England have failed to do so at the previous two World Cups, the last time they reached the finale being 1995 when they, typically, fell against Australia at Wembley.

“It is huge,” added the 33-year-old. “I was asked the other day ‘would it be a failure if we didn’t make it?’

“I am not quite sure I said it would be. What I said was we needed to improve on the last two.

“That’s hugely important. From my point of view – and I am an optimist – I wouldn’t take that view at this moment in time.

“I think we all understand, as a group, how big it would be for English rugby, in particular, if we could make the final. And it would be great not just to go one better but two better.”

Though he was present at both the last two tournaments – here in 2000 and in Australia five years ago – he played in neither losing semi-finals against the Kiwis.

Thirteen years back, Sinfield was still a rookie who debuted in the group stages against Australia but did not play when it came to the knockout phase.

“In many ways you are a bit naive,” he recollected.

“You are itching to play in every game; you perhaps can’t understand why you are not playing.

“I am sure there is some of that in this environment.

“As you get older you get more understanding and appreciate more the calibre of player around you.

“Though you are confident, I think perhaps some of the arrogance is rubbed off you and you are more rounded.

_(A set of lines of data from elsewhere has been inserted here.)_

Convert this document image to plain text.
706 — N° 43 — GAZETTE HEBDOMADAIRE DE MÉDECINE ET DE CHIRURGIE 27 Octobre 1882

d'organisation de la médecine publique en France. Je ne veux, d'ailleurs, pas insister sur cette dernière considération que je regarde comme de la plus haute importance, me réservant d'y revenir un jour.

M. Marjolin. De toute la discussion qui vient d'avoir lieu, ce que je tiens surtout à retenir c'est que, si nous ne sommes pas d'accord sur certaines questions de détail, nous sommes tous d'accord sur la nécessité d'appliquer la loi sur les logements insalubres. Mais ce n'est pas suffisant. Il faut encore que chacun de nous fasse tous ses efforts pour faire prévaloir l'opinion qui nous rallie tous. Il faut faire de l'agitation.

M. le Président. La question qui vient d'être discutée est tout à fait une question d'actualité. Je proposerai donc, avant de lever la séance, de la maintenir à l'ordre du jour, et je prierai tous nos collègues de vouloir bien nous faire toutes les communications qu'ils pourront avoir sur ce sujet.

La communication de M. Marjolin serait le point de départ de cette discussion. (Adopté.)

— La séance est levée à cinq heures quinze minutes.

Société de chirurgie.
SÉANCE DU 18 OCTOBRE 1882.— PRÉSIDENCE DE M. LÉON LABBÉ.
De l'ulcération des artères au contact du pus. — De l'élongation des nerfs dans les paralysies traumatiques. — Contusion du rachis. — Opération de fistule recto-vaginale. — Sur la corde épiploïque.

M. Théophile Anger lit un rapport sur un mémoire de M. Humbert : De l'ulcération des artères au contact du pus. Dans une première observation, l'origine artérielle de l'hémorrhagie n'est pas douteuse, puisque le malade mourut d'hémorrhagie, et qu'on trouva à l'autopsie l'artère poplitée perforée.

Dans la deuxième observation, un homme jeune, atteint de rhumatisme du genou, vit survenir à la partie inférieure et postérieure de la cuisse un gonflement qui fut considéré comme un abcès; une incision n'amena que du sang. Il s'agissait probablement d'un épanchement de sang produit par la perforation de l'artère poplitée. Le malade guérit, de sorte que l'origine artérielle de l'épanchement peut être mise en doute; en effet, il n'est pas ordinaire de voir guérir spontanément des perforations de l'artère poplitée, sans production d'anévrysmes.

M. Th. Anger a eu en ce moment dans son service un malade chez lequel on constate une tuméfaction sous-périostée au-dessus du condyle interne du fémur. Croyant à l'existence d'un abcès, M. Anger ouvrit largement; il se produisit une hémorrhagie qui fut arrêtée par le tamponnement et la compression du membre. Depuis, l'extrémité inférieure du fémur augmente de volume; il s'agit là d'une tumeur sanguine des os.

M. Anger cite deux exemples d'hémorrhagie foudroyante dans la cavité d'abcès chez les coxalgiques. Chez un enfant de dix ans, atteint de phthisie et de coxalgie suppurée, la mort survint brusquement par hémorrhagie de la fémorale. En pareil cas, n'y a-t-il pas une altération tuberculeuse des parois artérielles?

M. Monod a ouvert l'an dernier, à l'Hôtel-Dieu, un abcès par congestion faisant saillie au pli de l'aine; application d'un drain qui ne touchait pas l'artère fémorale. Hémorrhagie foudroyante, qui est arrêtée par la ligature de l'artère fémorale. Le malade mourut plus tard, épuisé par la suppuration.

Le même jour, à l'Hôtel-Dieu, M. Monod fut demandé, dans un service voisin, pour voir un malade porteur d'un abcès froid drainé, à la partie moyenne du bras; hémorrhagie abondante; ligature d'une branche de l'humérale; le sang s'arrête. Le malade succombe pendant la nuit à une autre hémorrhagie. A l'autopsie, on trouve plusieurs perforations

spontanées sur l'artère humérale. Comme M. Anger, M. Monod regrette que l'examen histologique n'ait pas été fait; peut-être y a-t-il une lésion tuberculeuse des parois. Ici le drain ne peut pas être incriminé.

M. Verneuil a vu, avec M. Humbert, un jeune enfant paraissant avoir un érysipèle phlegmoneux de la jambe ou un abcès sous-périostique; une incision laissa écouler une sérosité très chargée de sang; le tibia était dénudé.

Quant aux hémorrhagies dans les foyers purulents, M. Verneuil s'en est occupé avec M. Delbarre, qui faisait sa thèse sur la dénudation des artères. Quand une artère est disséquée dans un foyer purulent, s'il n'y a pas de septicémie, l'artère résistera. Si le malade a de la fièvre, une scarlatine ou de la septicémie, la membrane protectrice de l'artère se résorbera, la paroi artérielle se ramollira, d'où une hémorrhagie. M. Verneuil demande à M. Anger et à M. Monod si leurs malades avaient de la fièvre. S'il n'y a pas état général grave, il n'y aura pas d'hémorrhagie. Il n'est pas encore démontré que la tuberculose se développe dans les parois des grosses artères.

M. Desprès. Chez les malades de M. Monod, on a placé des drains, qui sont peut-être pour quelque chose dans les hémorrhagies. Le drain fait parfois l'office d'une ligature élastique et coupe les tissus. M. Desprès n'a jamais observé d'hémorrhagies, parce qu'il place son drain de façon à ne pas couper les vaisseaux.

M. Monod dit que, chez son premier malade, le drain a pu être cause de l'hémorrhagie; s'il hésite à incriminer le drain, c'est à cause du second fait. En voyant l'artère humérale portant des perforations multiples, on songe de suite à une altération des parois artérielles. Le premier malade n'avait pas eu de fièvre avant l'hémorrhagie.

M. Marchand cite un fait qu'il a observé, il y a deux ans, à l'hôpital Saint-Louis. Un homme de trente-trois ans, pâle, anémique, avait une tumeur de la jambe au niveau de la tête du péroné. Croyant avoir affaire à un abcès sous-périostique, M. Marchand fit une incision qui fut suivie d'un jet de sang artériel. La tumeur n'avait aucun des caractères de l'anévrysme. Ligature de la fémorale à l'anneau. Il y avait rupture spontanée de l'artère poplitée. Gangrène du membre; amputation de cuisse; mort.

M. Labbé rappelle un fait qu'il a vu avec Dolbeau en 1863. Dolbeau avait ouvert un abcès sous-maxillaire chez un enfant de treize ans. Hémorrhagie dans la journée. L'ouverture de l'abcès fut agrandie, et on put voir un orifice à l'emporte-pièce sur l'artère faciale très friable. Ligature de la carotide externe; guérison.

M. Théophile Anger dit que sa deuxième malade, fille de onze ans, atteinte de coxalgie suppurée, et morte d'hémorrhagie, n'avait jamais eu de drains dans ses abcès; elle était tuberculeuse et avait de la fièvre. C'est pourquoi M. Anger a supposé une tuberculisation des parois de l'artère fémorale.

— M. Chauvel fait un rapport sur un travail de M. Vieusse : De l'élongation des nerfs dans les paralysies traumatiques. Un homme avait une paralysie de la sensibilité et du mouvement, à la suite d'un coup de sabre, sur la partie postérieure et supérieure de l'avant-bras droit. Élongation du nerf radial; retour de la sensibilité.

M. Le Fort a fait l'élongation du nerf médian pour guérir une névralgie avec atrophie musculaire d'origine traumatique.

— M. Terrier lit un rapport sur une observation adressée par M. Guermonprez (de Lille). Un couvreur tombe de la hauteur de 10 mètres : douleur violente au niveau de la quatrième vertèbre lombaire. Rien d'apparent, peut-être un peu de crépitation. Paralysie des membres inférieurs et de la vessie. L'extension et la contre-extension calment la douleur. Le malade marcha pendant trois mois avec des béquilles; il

“I remember the (2000) semi for different reasons. It was a bit of a shocker (England lost 49-6 to New Zealand at Bolton).

“I remember Jamie Peacock chasing back 80 metres and someone else picking a fight with Joe Vagana. Not a good idea.

“It was a big eye-opener for me at that age. Certainly a great experience.

“As a young lad, you want it here and now. I completely understand that.

“That’s what I was like. It’s easier for someone a bit older to say ‘don’t worry, you will get another one’ but that isn’t always the case.

“And that’s why it’s so important to take this opportunity we have on Saturday because you don’t know if you will get another one no matter how young or old you are.”

The 2008 tournament was a different experience again; after playing a significant role throughout under Tony Smith, also his then Leeds coach, Sinfield was dropped for the crucial last-four encounter in Brisbane.

To add to his dismay, the player’s parents had made the long trip from their Oldham home especially to see their son in action.

They will be at Wembley today when Sinfield is not only certain of his spot but also proudly leads out his country.

“They basically came out for the final group game, the semis and final, so they didn’t see me play that much,” he recalled.

“They had a great time and got fully behind England, though.

“I suppose when I got left out of the team for the semi in Brisbane it was nice to see some friendly faces and people who really care about you.

“Ultimately, when you’re in this environment you can only ever do your best so it will be great to have them there on Saturday.

“They don’t miss many, they love coming to watch and I need to thank them a great deal for being there.”

There is undoubtedly a sense Sinfield, such a consistently dominant force in Super League where he is the competition’s record points scorer, has unfinished work on the international stage.

“I’ve been very fortunate to have played in three World Cups but only in the group stages up until this one so for me to play in the quarter-finals last week was big,” he said, having steered England to an unconvincing 34-6 win over France.

“This week will be even bigger.”

That may be the case but invariably it is also provides the perfect sort of platform on which this 
remarkable player generally thrives.